NEKST: So if I buy a song share and it gets recorded or put on hold then the price rises?
Jeff Tweel: Yes, those events would adjust the price of any remaining shares and of course if it became a single that would enhance the value even further.
NEKST: Could this site eventually handle other kinds of intellectual property?
Jeff Tweel: In our patent filing we worded it broadly to include any intellectual property which could include masters, movies, books and perhaps even patents themselves.
NEKST: How is this different than the Bowie bonds that made headlines in 1997 and were reduced to junk status in 2004 due to “lower than expected revenues generated by the assets due to weakness in sales for recorded music.”
Jeff Tweel: The Bowie bonds were handled as securitization. Investors were buying an existing income stream. It’s really a glorified artist advance. The artist gets a bunch of money up front and until that money is paid back with some interest the investor gets the royalty stream from the masters or copyrights. But the investor didn’t purchase equity in the copyrights. And that’s the fundamental difference. At TweelX investors are purchasing equity in the songs. Are we like kickstarter, or crowd funding where all you get is a reward for donating and a warm feeling? No, because you get ownership of the actual publishing rights.
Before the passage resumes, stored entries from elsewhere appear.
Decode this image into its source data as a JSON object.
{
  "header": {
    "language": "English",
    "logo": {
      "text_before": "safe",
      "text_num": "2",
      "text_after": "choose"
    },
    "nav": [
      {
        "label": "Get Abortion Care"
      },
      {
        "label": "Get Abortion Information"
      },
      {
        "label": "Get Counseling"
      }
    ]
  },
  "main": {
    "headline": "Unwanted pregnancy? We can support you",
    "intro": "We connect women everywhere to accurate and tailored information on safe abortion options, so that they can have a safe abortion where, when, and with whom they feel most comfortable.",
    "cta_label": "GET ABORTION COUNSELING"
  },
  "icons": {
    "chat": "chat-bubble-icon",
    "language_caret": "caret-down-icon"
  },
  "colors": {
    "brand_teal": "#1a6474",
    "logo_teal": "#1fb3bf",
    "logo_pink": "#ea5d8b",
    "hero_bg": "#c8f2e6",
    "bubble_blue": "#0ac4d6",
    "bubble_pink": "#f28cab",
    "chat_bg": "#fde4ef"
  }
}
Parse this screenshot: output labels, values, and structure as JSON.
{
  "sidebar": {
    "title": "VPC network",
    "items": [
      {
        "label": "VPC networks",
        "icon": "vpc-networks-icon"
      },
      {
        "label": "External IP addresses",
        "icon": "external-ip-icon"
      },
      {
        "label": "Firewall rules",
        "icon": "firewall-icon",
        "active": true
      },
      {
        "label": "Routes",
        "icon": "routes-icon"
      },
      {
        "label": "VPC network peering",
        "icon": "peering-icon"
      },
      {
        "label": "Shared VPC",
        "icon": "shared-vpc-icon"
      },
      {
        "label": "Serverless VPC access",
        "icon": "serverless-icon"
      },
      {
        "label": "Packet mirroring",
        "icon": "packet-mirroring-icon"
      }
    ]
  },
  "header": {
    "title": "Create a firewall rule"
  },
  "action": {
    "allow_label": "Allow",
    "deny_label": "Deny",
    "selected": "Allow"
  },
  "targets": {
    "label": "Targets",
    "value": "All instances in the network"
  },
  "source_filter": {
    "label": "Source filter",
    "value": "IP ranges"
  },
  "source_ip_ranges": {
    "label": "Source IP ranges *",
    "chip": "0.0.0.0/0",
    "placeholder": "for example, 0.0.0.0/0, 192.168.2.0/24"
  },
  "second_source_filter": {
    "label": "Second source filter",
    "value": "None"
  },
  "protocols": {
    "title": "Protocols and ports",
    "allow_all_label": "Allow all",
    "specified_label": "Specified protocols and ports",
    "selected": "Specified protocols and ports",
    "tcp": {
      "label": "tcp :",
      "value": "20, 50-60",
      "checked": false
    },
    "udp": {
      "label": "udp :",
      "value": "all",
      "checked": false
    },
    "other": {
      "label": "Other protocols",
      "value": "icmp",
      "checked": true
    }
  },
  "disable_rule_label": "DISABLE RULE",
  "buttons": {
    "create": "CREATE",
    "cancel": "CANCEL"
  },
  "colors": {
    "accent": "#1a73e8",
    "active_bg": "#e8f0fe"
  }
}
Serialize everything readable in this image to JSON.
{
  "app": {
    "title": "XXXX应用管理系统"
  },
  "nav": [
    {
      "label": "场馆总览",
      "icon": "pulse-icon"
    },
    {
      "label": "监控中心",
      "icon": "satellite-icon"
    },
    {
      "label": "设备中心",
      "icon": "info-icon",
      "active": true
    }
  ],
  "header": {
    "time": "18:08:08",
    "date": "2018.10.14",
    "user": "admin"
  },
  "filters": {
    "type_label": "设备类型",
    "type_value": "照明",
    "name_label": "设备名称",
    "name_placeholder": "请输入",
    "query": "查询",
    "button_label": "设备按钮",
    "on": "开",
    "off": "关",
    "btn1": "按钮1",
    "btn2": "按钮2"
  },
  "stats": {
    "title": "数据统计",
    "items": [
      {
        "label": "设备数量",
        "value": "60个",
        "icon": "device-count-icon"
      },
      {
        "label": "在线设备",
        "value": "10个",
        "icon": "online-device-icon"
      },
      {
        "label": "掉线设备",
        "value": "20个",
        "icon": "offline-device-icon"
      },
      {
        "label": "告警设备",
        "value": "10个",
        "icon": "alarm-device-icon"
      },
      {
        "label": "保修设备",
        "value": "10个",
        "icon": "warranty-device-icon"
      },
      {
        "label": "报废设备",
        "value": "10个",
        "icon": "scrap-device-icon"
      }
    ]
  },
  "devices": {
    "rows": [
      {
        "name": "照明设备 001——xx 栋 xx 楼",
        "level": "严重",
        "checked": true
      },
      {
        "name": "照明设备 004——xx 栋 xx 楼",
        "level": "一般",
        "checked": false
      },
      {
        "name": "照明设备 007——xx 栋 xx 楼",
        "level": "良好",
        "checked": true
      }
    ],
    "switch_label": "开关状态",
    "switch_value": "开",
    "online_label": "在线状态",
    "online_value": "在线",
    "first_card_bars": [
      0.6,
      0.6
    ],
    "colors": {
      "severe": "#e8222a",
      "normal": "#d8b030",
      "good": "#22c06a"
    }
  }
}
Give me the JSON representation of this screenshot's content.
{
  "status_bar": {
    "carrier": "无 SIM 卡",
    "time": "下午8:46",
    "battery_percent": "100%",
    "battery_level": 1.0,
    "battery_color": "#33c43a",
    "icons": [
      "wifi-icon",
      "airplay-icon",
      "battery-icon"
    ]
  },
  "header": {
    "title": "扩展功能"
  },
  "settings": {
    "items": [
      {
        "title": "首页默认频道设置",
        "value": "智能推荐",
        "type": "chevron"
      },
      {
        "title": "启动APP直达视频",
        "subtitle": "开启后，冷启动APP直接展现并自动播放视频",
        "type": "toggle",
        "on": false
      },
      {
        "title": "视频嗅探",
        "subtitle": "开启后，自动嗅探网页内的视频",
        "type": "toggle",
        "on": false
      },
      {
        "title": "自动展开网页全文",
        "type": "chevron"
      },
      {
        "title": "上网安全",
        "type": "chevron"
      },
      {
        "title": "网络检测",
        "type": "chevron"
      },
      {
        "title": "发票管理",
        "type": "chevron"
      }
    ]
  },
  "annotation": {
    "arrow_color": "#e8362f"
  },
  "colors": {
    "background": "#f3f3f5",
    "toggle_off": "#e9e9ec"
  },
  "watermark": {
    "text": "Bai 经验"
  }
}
NEKST: How does TweelX make money?
Jeff Tweel: We don’t keep any of the equity in our standard model, we simply charge a commission to the writer on the sale of the shares. Our deals are for a two year period at which time any unsold shares can revert back to the owner. It is song-by-song and non-exclusive. So in effect we offer 50% of the publishing or 25% of the total copyright to investors at a total cost of $2500. We also have a tip jar feature which allows investors and visitors to the site who are listening to the music to simply tip a writer they love if they feel inclined to do so. When the site scales larger we feel that it could become a promotion platform and opportunity to showcase new music.
NEKST: Can you give us an idea of gross revenues to date in investor sales?
TweelX: It’s very early stage for us and our results have been dependent upon getting the word out and drawing traffic to the site. For example, we were interviewed by the Tennessean right after our beta launch and the story got picked up by USA Today. We ended up doing about $10,000 of sales in one week.
NEKST: Have you thought about owning equity or shares on certain songs in lieu of commission?
Jeff Tweel: We hope to issue hundreds of thousands of songs and if they are trading, the commission money will be a sustainable revenue stream. As an option we might offer to buy/own some shares directly from a writer instead of offering them to investors. Our next goal is to acquire catalogs and have our own song inventory to offer for sale, too. We are currently writing a new business plan and seeking to raise $5-10 million, enough to get us into the catalog side of things, plus mount a large scale media/marketing campaign. We’d love to find a strategic partner, perhaps a publisher, already in this business. Initially we thought other publishers might see us as competitors, but it hasn’t turned out that way. You can sell shares whether you are a publisher or writer. Some key players have started to realize that this could be a complimentary function for them, that sharing ownership doesn’t have to be a disruptive process. Publishers all have catalog that is gathering dust and by placing some of the rights for sale, they can get some cash back. We have one publisher already who sees this as kind of an asset liquidation opportunity that helps their writers get recouped.